DAVOS, Switzerland -- The echo of protests from Seattle to Prague still rings. As global corporate and government leaders meet in Davos for the World Economic Forum, a counterforum about the shortcomings of the global economy is taking place in Porto Alegre, Brazil. So it is no surprise that we will hear more from Davos about the need for better outreach and public relations to soften the "backlash against globalization."

But that will only be a further indication that many world leaders misunderstand the public debate about the future of our world economy.

The community of students, working people, environmentalists and people of faith demanding fairness around the globe is not a "backlash against globalization." It is a new internationalism born from the crisis facing workers and their families, and from the gap between the promise of international trade and the reality.

Architects of unbridled international trade and investment promised growth and development. But for tens of millions of people - from Americans displaced by jobs that have moved overseas, to Russians overcome by gangsterism instead of capitalism, to children enslaved in Asian sweatshops - the reality is very different.

The 200 richest people in the world have more assets than the 2 billion poorest - and according to the World Bank, the ranks of the most impoverished people have increased by 200 million since 1987.

While foreign investment has increased sevenfold in the last two years, 70 percent of it is going from one rich country to another, with another 20 percent going to just eight developing countries more likely to be dictatorships than democracies. The remaining sliver of investment is being divided among 100 nations, many of them the poorest.

As nations lumber under the debt from which the rich profit, countries around the world react by shredding their social safety nets, waiving environmental laws, ignoring food safety and public health regulations and outlawing workers organizing for a better life - all to meet the demands of global investment.

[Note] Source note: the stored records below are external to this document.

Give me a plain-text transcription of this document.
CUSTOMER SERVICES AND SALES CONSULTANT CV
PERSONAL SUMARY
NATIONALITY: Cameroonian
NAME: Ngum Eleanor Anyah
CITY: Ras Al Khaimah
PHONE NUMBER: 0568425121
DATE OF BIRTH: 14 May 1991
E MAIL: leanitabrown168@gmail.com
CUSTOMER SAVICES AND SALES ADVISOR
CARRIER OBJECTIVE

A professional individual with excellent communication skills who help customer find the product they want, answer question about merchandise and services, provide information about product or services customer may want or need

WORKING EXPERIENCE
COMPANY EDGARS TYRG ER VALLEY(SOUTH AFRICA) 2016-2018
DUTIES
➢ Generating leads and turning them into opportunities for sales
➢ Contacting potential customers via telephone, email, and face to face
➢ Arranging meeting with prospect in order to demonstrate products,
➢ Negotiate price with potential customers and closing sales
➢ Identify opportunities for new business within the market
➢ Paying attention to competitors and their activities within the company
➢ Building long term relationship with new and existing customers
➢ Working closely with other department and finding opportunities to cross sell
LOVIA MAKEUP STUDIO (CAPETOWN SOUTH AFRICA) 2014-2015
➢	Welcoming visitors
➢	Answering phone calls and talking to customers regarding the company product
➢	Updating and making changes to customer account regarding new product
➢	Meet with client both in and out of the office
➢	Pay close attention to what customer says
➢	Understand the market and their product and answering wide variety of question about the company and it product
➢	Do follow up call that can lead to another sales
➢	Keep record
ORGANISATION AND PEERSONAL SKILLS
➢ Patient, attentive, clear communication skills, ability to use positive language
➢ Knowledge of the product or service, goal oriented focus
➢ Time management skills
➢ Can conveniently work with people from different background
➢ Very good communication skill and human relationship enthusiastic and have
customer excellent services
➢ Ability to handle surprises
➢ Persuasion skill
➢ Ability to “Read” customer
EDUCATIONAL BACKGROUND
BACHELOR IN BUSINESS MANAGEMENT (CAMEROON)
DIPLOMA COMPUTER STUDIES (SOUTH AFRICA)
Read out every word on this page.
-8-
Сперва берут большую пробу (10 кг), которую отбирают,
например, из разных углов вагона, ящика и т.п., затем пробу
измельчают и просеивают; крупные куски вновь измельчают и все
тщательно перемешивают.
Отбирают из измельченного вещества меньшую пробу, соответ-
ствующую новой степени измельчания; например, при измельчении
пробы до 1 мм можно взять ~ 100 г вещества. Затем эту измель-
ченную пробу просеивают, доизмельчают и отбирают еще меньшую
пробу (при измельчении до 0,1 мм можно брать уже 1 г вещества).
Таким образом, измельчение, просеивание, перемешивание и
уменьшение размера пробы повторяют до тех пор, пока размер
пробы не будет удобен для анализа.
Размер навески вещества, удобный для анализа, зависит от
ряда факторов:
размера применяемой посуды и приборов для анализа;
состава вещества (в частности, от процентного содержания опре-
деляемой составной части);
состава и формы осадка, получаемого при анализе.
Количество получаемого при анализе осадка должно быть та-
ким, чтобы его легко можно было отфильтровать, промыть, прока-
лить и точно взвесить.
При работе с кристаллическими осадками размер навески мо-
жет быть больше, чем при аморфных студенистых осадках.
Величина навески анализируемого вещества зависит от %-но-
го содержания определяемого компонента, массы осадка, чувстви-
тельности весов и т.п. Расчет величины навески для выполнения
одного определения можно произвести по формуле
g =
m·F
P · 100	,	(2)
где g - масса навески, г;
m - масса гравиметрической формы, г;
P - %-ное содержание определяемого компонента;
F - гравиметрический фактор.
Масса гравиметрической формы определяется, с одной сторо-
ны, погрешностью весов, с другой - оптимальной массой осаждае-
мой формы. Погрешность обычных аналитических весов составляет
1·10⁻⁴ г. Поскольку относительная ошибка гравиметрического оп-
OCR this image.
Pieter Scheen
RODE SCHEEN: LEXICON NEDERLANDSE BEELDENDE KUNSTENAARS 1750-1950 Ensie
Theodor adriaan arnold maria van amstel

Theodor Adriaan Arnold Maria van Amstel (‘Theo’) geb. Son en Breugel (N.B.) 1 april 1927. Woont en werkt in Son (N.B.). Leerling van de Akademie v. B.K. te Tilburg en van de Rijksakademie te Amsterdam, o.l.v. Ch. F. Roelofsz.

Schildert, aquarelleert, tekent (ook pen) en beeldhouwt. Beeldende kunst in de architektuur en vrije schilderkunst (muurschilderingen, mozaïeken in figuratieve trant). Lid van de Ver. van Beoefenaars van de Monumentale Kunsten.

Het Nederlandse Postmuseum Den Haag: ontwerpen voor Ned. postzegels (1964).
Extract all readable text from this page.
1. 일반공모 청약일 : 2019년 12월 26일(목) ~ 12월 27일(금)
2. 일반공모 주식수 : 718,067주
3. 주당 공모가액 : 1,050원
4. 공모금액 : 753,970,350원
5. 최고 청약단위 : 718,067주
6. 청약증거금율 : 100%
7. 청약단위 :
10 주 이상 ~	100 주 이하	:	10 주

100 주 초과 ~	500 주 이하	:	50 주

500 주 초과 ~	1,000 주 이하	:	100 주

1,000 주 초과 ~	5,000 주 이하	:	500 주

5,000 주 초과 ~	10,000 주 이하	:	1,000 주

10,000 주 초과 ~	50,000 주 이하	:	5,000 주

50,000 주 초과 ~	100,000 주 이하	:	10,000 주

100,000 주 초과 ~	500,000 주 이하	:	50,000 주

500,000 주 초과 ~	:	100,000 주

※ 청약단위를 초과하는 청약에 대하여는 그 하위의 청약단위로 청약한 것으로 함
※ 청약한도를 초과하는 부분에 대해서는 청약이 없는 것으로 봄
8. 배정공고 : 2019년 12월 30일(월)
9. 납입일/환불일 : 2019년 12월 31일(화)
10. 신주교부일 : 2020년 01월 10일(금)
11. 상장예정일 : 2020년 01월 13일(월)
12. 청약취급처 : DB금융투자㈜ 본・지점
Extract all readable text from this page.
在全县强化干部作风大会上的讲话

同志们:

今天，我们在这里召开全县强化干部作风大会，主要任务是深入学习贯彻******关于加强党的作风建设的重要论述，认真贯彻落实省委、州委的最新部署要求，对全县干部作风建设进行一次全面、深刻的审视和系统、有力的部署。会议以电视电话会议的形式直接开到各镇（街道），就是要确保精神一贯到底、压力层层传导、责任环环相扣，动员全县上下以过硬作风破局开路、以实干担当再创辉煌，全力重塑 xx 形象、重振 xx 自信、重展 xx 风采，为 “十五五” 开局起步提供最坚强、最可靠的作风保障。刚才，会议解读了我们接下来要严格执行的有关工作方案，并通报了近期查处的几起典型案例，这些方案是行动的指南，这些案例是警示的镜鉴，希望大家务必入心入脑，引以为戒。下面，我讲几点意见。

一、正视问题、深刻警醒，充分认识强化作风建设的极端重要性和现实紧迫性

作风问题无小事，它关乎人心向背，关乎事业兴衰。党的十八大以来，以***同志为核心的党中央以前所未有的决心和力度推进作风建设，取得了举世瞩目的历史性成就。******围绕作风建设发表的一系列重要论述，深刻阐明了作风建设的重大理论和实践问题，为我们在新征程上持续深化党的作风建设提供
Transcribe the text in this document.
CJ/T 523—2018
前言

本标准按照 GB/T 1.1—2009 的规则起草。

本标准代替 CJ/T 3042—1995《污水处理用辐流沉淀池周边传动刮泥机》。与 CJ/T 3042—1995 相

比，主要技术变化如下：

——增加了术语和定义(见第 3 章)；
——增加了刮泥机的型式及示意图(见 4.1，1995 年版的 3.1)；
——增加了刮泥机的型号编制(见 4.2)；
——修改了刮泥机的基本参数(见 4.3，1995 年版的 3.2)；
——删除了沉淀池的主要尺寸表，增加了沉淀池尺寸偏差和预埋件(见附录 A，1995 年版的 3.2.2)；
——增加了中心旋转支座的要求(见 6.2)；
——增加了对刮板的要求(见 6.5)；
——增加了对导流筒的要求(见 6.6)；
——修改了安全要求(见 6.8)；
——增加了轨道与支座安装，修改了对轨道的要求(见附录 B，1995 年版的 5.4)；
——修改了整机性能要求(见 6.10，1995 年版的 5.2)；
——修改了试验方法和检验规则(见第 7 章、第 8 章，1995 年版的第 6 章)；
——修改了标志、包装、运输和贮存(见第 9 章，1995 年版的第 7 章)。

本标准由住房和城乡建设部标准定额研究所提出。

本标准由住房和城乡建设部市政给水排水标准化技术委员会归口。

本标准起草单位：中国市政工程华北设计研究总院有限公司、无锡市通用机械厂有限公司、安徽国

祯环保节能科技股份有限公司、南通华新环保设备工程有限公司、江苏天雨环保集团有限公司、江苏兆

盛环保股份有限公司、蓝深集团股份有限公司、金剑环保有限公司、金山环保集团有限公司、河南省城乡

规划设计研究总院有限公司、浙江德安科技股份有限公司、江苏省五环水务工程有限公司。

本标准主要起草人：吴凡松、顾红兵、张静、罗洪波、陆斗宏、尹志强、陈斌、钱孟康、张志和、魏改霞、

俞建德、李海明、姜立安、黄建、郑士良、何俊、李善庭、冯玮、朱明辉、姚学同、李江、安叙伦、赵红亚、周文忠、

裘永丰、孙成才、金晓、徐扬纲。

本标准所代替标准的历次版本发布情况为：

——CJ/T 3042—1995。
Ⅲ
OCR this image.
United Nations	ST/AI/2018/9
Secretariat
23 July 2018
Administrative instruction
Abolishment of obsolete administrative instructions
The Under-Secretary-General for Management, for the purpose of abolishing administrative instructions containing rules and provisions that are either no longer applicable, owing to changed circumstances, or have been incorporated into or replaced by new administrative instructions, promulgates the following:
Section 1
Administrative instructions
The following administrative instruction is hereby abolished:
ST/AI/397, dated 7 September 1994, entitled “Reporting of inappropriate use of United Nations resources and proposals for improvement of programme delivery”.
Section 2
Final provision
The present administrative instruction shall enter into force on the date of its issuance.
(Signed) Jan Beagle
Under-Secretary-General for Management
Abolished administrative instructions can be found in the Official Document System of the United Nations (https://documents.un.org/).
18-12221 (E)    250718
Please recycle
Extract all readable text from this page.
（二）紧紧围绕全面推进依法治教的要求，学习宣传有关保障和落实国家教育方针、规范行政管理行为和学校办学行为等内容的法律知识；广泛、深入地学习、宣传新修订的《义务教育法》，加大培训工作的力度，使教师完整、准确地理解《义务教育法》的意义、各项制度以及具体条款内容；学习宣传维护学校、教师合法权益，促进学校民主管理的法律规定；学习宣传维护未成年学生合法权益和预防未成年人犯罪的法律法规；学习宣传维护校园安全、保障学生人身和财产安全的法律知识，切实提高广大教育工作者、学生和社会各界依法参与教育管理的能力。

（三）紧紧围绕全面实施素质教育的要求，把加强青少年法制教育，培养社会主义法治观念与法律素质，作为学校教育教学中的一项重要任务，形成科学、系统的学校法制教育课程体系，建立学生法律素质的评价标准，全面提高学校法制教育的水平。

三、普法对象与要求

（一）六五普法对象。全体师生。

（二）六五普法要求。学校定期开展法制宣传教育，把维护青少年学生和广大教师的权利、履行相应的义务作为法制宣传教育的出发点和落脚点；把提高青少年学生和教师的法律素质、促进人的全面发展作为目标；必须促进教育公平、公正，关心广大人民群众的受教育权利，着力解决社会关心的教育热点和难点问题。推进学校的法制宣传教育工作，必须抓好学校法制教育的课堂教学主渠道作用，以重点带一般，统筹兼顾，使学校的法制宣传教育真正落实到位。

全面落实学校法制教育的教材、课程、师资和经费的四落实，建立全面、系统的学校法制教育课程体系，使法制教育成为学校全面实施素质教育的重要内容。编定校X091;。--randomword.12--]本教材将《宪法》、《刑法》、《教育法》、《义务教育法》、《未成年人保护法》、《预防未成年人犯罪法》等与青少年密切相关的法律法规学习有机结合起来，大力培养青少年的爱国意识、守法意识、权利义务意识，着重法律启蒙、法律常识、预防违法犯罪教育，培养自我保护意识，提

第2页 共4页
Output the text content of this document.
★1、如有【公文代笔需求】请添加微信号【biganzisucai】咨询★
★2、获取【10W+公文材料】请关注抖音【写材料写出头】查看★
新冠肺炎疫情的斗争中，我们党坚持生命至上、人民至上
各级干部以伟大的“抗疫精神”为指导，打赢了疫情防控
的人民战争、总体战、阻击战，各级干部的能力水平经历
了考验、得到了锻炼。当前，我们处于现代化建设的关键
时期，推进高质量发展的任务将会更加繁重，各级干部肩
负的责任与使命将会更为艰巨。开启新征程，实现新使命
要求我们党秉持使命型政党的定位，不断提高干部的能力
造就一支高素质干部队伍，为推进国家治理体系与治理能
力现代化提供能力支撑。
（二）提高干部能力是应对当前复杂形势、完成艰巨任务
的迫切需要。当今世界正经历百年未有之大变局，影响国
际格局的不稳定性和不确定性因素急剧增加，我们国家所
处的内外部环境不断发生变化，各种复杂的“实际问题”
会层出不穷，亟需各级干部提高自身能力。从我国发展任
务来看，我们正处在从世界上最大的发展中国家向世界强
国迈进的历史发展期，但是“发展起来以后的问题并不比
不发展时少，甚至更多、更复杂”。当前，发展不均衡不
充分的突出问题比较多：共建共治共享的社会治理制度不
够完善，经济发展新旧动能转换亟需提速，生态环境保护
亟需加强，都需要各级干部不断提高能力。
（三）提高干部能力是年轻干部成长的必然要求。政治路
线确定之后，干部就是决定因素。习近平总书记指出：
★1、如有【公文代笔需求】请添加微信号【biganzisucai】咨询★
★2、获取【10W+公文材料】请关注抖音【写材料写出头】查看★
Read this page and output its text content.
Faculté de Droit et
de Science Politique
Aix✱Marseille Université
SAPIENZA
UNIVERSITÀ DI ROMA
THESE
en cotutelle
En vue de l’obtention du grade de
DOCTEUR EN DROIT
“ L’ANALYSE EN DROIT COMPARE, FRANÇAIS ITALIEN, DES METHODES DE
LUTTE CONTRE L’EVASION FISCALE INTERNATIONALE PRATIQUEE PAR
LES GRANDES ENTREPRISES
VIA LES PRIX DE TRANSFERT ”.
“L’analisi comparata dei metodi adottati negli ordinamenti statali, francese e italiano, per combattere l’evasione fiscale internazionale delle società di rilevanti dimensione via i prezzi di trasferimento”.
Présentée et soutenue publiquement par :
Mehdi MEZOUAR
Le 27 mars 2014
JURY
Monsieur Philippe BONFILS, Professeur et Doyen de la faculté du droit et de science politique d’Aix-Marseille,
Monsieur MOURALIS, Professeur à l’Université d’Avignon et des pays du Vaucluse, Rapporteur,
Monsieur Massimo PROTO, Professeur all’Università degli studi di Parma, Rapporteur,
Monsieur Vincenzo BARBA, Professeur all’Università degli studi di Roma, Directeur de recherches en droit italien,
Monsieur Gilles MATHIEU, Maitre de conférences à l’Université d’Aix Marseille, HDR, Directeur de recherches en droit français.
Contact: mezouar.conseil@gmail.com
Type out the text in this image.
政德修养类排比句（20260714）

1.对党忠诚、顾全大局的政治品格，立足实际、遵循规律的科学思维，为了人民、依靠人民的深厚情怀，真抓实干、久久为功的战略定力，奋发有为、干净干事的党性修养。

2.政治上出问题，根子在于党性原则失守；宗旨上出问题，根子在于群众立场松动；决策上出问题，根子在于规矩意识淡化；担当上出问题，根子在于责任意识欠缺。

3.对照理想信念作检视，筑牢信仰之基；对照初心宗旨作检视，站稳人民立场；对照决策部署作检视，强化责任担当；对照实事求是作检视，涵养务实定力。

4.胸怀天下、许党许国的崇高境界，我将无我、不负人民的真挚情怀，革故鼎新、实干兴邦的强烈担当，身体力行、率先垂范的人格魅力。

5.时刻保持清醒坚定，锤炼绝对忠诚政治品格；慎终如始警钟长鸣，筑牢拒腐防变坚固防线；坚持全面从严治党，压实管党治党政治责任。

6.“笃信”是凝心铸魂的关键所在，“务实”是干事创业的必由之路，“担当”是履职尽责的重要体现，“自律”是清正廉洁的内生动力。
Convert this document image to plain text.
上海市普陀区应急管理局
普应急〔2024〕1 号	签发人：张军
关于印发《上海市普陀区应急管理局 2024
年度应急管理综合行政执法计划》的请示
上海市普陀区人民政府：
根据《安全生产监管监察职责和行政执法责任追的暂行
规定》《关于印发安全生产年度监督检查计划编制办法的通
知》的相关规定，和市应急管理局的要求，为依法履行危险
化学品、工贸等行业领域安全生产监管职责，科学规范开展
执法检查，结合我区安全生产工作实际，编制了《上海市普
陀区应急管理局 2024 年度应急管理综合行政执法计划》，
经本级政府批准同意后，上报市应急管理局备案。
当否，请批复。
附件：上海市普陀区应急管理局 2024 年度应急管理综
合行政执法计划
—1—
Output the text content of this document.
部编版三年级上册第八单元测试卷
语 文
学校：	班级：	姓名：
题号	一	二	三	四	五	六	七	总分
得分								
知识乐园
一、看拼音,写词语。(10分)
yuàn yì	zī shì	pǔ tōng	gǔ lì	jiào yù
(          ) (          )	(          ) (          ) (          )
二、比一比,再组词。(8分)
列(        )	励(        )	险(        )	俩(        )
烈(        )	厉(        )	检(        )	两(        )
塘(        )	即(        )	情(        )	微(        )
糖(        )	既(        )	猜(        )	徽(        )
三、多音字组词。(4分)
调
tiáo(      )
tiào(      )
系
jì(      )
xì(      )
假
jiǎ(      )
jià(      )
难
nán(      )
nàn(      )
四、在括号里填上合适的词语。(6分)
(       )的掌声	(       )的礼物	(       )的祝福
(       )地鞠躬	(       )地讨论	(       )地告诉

Then, as poor nations try to export their way out of trouble, thousands of high-wage manufacturing jobs in developed countries disappear.

In Japan, workers have been in an economic depression for more than a decade and the security that once was a hallmark of their society is gone. In Europe, unemployment is chronic, creating pressures to cut back on public benefits. In the United States, a long term trend toward deepening inequality creates more and more families without basic health insurance or a living wage, and decaying schools and urban infrastructures.

Each day in developing nations, an estimated 250 million children focus on going to work instead of school, making goods that profit global corporations.

It is a positive sign that even the corporate and government architects of the current globalization crisis are beginning to listen to new voices.

The agenda of global institutions has been transformed. Debt forgiveness for poor nations and reducing poverty are now part of the agenda. The World Bank has rediscovered poverty as a crucial focus, and even recently acknowledged that unbridled free markets may not be the key to the kingdom after all. Global corporations have scrambled to put together codes of conduct to protect their reputations and begin to address shareholder concerns.

Global fairness is now on the agenda for discussion - but change has only just started.

From the shutdown of the World Trade Organization in Seattle 14 months ago to the mass student movement against sweatshops, a new internationalism is taking hold. The demand for workers' rights, human rights and environmental as well as consumer protections will not disappear.

Trade accords will face opposition if workplace and environmental standards are not included. Companies will face embarrassment for trampling on basic rights, and countries eventually will be challenged for allowing it.

The discussion about the future of the global economy must not be about softening a backlash, but about embracing a new internationalism - one based on the understanding that trade is an economic tool to meet the ends of development, democracy and a better deal for working people and their families around the globe.

The writer is president of the AFL-CIO, the federation of unions representing 13 million U.S. workers. He contributed this comment to the International Herald Tribune.